I'm just a loser
Gosh, I dunno what it is I fee like I am failing myself. I feel like a BIG loser. My weight has mentained 150lbs -160lbs for the longest time already. But I have been catching myself eating JUNK!!!! Why can't I stop why can't I say no?? DAM I am sooo frustrated I tell myself every moring okay I can go without but then I catch myself snacking on JUNK!!! HELP HELP HELP..Please has anyone gone through this.I am scared of being FAT again but I am going down the wrong path...
I am just a loser..
Alice sad in SO*CAL
Don't be sad...we all go through different trials.
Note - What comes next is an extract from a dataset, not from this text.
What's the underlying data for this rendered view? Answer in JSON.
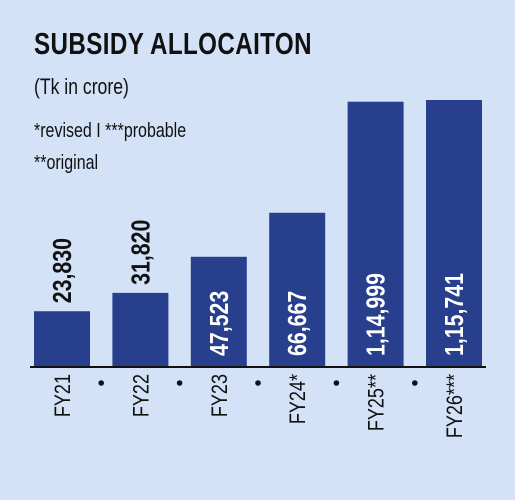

I was eating JUNK...JUNK...and more JUNK!!! I thought i couldn't live without having candy, cookies, and everything else i shouldn't be eating. I am not even at goal yet!!! So pick yourself up and start fresh everyday. I went cold turkey...i stopped eating JUNK as of Sept 11th. I don't bring it into the house...I skip the aisle when i go grocery shooping. I am not the type that can eat just one cookie...I was having to eat 3-5 at a time. I feel so much better but still losing slowly. Now my JUNK is exercising!!!! So find something to enjoy other than Junk....I know we can do it!!!
~Dee
Hi Alice,
I am in a rutt with grazing. I eat a little bit but it seems like I am doing it all day long. I finally sat down and made myself a schedule with 3 meals and 3 snacks and the times that I would eat them and MAKE myself stick to it. The scale is headed down again for me, now that I have the grazing under control ( well, for TODAY it is under control...)
try making yourself a meal plan for the day and include snacks, but limit yourself to what is on your meal plan. I know how hard it is.